At least one-third of Kimberly Sterling’s clients have sought advice in the last year about investing in gold. The Orlando financial planner has successfully discouraged all but one from doing so.

That one investor insisted on having some gold in his portfolio, she said, despite her warnings. Eventually she referred him to a gold-commodities exchange-traded fund that has done well during the metal’s decade-long run-up in price. But her firm, Resource Consulting Group, still wouldn’t buy in.

“Our bottom line is this: Gold is a bubble now, and it is too late to get in,” she said recently. “It is like someone who bought real estate in 2006, at the height of that bubble. You could get hurt really badly.”

Anyone who did invest in gold 10 years ago has done well: The per-ounce spot price of gold has risen more than 300% over that time, hitting a record $1,226.56 in December.
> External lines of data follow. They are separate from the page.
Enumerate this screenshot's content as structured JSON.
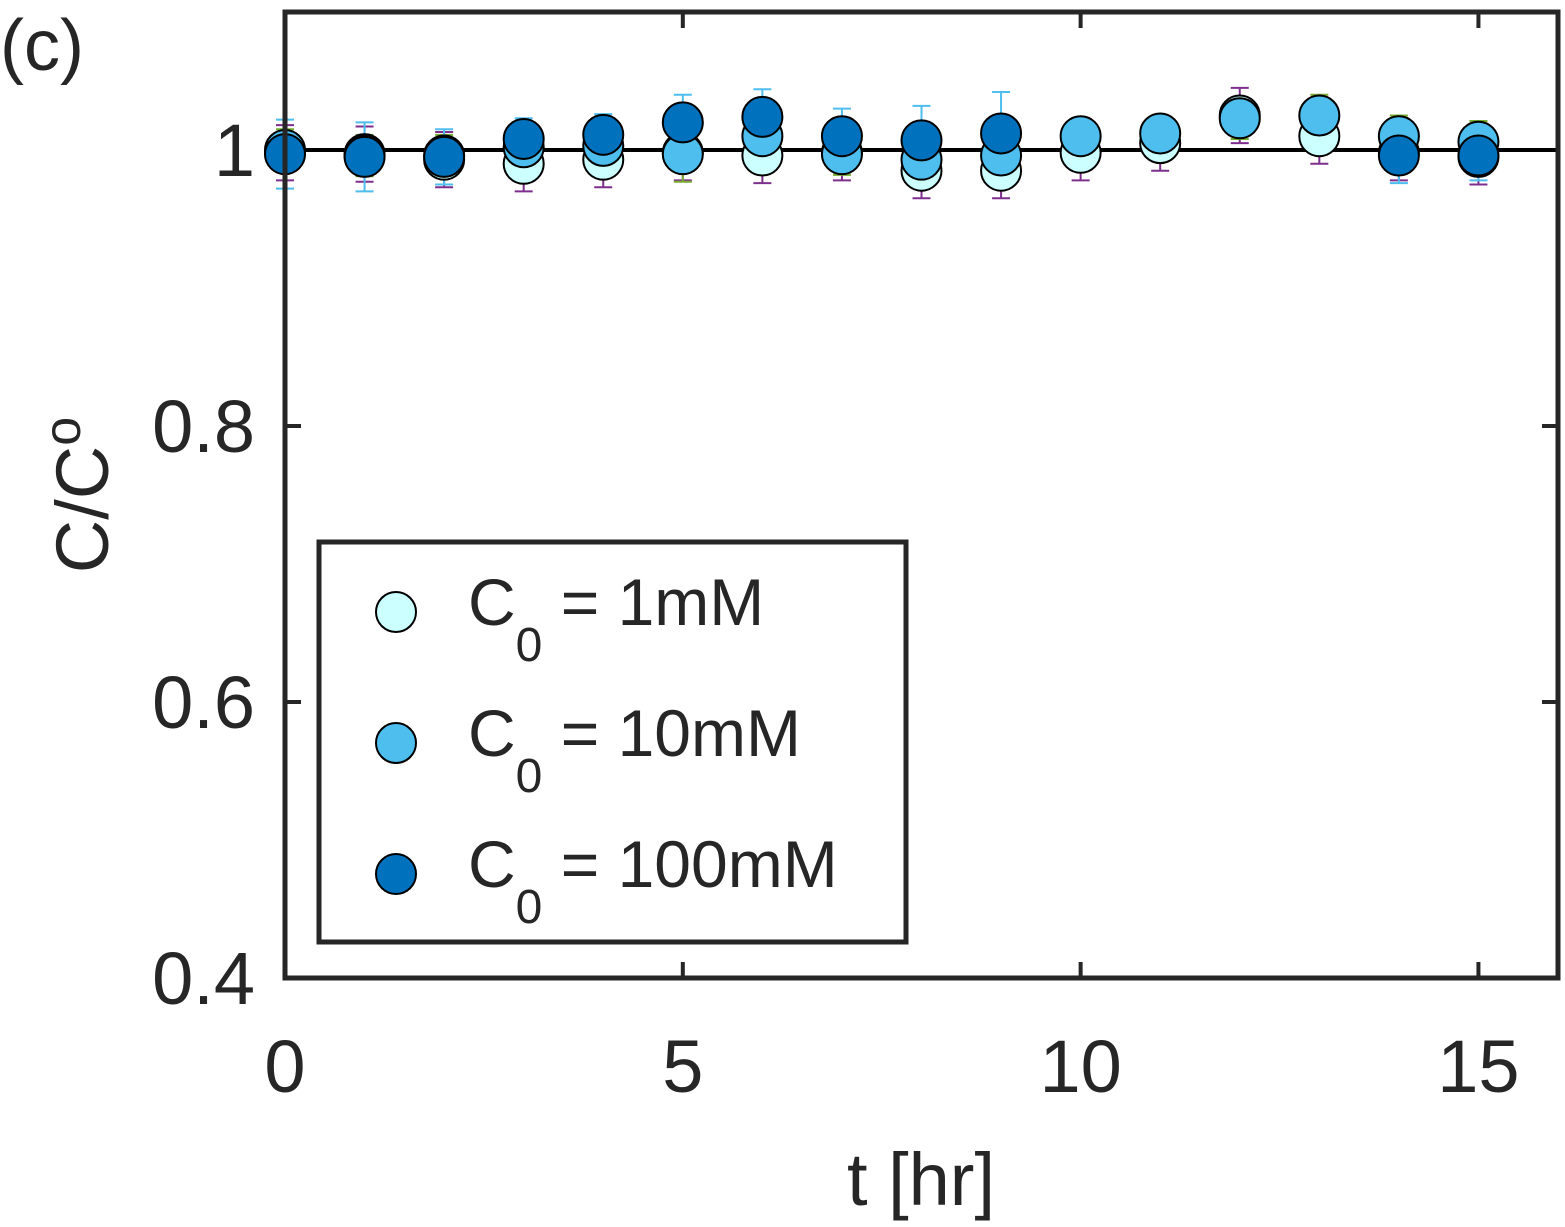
{
  "panel_label": "(c)",
  "chart_data": {
    "type": "scatter",
    "xlabel": "t [hr]",
    "ylabel": {
      "main": "C/C",
      "sub": "o"
    },
    "xlim": [
      0,
      16
    ],
    "ylim": [
      0.4,
      1.1
    ],
    "xticks": [
      0,
      5,
      10,
      15
    ],
    "yticks": [
      0.4,
      0.6,
      0.8,
      1
    ],
    "xtick_labels": [
      "0",
      "5",
      "10",
      "15"
    ],
    "ytick_labels": [
      "0.4",
      "0.6",
      "0.8",
      "1"
    ],
    "reference_line": {
      "y": 1
    },
    "legend": {
      "placement": "lower-left"
    },
    "series": [
      {
        "name": "C0 = 1mM",
        "legend_main": "C",
        "legend_sub": "0",
        "legend_rest": " = 1mM",
        "color": "#CCFFFF",
        "x": [
          0,
          1,
          2,
          3,
          4,
          5,
          6,
          7,
          8,
          9,
          10,
          11,
          12,
          13,
          14,
          15
        ],
        "y": [
          0.998,
          0.997,
          0.993,
          0.99,
          0.993,
          0.998,
          0.996,
          0.998,
          0.985,
          0.985,
          0.998,
          1.005,
          1.025,
          1.01,
          0.998,
          0.995
        ],
        "err": [
          0.02,
          0.02,
          0.02,
          0.02,
          0.02,
          0.02,
          0.02,
          0.02,
          0.02,
          0.02,
          0.02,
          0.02,
          0.02,
          0.02,
          0.02,
          0.02
        ]
      },
      {
        "name": "C0 = 10mM",
        "legend_main": "C",
        "legend_sub": "0",
        "legend_rest": " = 10mM",
        "color": "#4DBEEE",
        "x": [
          0,
          1,
          2,
          3,
          4,
          5,
          6,
          7,
          8,
          9,
          10,
          11,
          12,
          13,
          14,
          15
        ],
        "y": [
          1.0,
          0.996,
          0.996,
          1.002,
          1.003,
          0.997,
          1.01,
          0.997,
          0.993,
          0.996,
          1.01,
          1.012,
          1.023,
          1.025,
          1.01,
          1.006
        ],
        "err": [
          0.015,
          0.015,
          0.015,
          0.015,
          0.015,
          0.02,
          0.015,
          0.015,
          0.015,
          0.015,
          0.01,
          0.01,
          0.015,
          0.015,
          0.015,
          0.015
        ]
      },
      {
        "name": "C0 = 100mM",
        "legend_main": "C",
        "legend_sub": "0",
        "legend_rest": " = 100mM",
        "color": "#0072BD",
        "x": [
          0,
          1,
          2,
          3,
          4,
          5,
          6,
          7,
          8,
          9,
          15,
          14
        ],
        "y": [
          0.997,
          0.995,
          0.995,
          1.008,
          1.011,
          1.02,
          1.024,
          1.01,
          1.007,
          1.012,
          0.996,
          0.996
        ],
        "err": [
          0.025,
          0.025,
          0.02,
          0.015,
          0.015,
          0.02,
          0.02,
          0.02,
          0.025,
          0.03,
          0.018,
          0.02
        ]
      }
    ]
  }
}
Billions of dollars have flowed into gold investments in recent years -- including mutual funds, exchange-traded funds, futures contracts, even gold coins and bars -- as investors have ridden the ever-rising price wave. Jitters over the economy, the dollar and the federal budget deficit have fueled the trend; gold’s value as a hedge against inflation is also playing a role.

“Gold is one of those things that pops up in times when there’s uncertainty and crisis,” Sterling said. “But when it pops, it is too late to get in.”

Financial planner Al Baker recommends investing as much as 10% of a portfolio in gold, preferably in the form of well-diversified mutual funds.

“I disagree that this is a bubble we’re seeing now,” said Baker, of Resource Group of Winter Park in Florida. “Bubbles only last a short period of time, a couple of years at most.”

Planner Cary Carbonaro is warier.

“It was great to get in about three or four years ago, but now you have to be much more cautious,” said Carbonaro, of Stonegate Wealth Management in Florida. “It is a cyclical thing.”

Burnett writes for the Orlando Sentinel.